Une trouvaille de film comique de série B, direz-vous. Peut-être bien... Mais en fait non, c'est vraiment arrivé hier à la conférence de presse de présentation de l'Assemblée de Caritas Internationalis, et le protagoniste était le cardinal hondurien Oscar Rodriguez Maradiaga qui - voulant ridiculiser les scientifiques qui remettent en question la théorie du réchauffement climatique - a enfilé une perle après l'autre, y compris, bien sûr, la preuve du «tassinaro».
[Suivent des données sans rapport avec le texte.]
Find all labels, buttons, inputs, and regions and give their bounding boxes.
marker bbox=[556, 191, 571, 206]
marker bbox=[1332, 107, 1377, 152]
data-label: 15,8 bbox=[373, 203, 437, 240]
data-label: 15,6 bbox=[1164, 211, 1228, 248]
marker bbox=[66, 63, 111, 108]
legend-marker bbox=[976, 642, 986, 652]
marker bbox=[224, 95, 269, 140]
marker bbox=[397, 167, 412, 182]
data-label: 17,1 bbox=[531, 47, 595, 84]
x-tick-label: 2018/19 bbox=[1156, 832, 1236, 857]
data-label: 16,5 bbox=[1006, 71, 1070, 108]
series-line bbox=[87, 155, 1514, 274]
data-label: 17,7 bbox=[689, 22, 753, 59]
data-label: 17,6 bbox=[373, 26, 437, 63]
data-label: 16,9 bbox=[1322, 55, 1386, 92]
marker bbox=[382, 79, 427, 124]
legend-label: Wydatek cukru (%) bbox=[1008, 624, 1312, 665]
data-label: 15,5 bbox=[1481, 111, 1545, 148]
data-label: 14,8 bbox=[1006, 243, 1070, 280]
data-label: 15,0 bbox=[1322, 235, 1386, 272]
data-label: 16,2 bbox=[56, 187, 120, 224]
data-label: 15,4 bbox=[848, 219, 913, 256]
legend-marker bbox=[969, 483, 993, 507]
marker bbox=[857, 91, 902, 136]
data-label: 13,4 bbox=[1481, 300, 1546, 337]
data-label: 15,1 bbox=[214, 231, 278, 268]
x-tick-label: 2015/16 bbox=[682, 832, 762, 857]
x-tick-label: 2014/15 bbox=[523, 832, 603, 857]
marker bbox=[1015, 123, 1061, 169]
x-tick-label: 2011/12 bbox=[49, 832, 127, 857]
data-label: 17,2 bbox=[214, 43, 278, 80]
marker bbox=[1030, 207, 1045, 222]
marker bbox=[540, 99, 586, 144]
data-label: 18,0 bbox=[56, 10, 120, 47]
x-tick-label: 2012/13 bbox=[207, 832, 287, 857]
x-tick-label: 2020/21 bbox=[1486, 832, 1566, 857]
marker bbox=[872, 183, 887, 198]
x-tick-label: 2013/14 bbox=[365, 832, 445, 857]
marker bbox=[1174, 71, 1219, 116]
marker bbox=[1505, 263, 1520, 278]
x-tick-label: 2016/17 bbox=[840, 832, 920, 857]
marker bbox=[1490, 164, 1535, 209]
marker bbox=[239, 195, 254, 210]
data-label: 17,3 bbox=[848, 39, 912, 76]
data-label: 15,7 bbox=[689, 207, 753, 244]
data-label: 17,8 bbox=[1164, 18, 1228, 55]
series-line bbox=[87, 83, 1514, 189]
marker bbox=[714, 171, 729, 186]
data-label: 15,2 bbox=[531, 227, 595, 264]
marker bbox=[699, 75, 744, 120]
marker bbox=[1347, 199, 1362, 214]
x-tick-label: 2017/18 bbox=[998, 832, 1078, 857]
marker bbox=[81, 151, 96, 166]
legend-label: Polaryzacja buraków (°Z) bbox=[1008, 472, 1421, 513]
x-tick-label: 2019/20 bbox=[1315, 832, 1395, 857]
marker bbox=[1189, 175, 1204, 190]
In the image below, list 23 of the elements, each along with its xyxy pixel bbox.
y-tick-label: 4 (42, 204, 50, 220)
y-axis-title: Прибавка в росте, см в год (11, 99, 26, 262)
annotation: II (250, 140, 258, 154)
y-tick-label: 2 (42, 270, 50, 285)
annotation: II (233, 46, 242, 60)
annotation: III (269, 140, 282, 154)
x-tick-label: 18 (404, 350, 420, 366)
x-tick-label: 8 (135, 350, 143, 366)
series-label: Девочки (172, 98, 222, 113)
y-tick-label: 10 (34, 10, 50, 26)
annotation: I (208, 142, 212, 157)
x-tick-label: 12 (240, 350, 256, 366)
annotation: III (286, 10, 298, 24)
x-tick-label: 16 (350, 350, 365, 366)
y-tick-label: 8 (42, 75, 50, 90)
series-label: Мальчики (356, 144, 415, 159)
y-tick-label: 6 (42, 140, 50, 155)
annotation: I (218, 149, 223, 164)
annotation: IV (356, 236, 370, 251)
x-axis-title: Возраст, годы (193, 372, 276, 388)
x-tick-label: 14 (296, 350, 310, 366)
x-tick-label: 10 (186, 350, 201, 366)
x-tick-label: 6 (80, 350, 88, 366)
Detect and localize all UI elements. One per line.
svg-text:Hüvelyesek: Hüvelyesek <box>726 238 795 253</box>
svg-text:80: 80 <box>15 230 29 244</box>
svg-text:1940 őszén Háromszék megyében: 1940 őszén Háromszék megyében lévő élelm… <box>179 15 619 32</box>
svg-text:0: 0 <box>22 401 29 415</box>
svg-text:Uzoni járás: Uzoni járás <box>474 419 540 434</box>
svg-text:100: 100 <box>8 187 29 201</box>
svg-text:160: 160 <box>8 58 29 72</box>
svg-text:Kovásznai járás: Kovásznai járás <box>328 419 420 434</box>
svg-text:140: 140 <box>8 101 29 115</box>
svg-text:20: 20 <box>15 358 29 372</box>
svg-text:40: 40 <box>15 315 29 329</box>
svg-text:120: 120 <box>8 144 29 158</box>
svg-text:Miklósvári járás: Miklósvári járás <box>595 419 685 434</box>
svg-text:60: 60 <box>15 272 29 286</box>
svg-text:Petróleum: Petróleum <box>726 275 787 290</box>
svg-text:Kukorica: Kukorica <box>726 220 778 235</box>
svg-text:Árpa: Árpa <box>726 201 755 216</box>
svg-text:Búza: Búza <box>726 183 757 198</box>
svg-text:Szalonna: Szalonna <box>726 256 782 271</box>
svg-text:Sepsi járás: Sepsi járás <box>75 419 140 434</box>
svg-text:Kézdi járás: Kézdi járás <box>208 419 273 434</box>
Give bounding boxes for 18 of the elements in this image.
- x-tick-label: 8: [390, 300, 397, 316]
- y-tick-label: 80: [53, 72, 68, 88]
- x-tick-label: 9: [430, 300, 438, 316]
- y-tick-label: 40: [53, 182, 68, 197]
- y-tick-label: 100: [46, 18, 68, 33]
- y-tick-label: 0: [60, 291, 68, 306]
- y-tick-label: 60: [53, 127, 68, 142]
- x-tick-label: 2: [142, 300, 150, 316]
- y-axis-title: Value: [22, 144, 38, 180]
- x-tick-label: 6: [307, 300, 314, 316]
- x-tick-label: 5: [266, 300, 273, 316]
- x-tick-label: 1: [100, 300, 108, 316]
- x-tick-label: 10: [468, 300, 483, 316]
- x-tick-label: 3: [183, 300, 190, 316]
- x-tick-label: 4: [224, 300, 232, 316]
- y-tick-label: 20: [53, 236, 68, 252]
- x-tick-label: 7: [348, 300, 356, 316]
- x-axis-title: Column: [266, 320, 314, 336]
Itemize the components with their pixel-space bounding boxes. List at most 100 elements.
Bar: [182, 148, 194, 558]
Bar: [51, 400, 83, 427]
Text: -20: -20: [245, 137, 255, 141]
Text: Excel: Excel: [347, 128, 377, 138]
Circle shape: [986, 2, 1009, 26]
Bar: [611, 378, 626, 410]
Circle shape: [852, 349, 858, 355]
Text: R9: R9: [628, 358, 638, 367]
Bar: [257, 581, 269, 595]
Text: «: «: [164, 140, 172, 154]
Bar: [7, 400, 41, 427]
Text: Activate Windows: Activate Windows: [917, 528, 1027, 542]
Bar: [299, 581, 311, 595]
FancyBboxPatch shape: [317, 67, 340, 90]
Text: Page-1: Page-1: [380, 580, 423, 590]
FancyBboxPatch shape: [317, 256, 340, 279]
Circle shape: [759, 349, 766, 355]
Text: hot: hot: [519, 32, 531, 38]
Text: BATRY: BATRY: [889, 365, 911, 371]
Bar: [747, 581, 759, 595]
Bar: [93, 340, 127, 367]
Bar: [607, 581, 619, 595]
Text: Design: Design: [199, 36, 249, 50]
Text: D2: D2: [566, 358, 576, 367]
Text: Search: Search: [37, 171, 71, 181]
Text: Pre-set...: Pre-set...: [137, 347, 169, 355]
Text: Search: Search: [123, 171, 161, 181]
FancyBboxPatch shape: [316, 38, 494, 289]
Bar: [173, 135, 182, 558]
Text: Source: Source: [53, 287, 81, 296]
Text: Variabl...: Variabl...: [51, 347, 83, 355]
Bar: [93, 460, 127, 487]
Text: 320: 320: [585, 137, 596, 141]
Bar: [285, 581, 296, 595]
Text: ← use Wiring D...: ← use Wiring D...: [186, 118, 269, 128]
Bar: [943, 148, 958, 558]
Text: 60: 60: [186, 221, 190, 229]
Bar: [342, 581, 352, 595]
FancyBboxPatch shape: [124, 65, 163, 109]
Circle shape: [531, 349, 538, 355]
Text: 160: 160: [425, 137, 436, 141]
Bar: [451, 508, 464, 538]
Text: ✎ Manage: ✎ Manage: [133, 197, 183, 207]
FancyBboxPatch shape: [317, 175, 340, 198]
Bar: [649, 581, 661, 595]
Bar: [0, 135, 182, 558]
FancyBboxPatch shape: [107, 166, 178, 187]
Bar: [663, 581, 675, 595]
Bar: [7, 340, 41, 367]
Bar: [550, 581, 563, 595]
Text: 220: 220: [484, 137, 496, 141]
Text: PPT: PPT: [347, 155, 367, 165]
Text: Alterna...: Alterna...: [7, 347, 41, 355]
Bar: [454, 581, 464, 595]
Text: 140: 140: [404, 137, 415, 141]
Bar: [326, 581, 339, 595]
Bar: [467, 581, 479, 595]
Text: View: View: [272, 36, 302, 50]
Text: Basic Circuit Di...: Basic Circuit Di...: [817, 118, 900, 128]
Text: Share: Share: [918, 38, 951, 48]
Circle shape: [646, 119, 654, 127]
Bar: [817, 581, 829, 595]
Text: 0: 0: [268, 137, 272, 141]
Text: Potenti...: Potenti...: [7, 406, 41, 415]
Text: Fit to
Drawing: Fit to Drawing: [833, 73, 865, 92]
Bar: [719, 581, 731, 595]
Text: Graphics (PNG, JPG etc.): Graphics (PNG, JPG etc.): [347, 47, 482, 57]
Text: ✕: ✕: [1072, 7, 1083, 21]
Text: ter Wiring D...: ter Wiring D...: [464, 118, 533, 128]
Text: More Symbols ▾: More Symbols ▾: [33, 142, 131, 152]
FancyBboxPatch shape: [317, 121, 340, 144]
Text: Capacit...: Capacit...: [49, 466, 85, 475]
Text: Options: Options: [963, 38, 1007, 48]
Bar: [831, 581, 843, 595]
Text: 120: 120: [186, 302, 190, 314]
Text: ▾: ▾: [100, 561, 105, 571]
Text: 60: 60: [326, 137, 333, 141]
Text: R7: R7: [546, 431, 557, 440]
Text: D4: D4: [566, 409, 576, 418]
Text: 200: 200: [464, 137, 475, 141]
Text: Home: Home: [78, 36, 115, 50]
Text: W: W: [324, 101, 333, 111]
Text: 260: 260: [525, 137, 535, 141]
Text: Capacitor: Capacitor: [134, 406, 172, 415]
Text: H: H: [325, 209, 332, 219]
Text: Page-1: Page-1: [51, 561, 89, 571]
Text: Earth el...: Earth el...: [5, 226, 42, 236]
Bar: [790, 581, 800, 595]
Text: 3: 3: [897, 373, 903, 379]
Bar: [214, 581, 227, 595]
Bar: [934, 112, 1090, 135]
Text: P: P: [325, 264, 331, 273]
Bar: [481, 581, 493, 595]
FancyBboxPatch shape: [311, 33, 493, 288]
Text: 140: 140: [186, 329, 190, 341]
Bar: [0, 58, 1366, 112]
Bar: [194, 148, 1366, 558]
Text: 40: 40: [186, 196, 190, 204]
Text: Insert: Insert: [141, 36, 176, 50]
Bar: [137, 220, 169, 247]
Cela ne vaudrait même pas la peine d'en parler - étendant un voile charitable sur les affirmations de Maradiaga - sauf que les déclarations faites par le président sortant de Caritas Internationalis et coordinateur du groupe de cardinaux nommés par le pape pour l'aider à la réforme de la Curie, sont exemplaires: non seulement ils sont le symbole d'une certaine arrogance mélangée à l'ignorance qui semble avoir saisi quelques personnages qui se retranchent derrière l'amitié avec le Pape François pour donner du crédit à leurs propres idées - voir aussi l'interview de Mgr Victor Manuel Fernandez au Corriere della Sera - mais portent à des conséquences qui contredisent dans les faits cet amour pour les pauvres dont ils ont la bouche pleine (ndt: j'ai personnellement du mal à croire que le Pape ignore leurs propos... et même qu'il ne les encourage pas).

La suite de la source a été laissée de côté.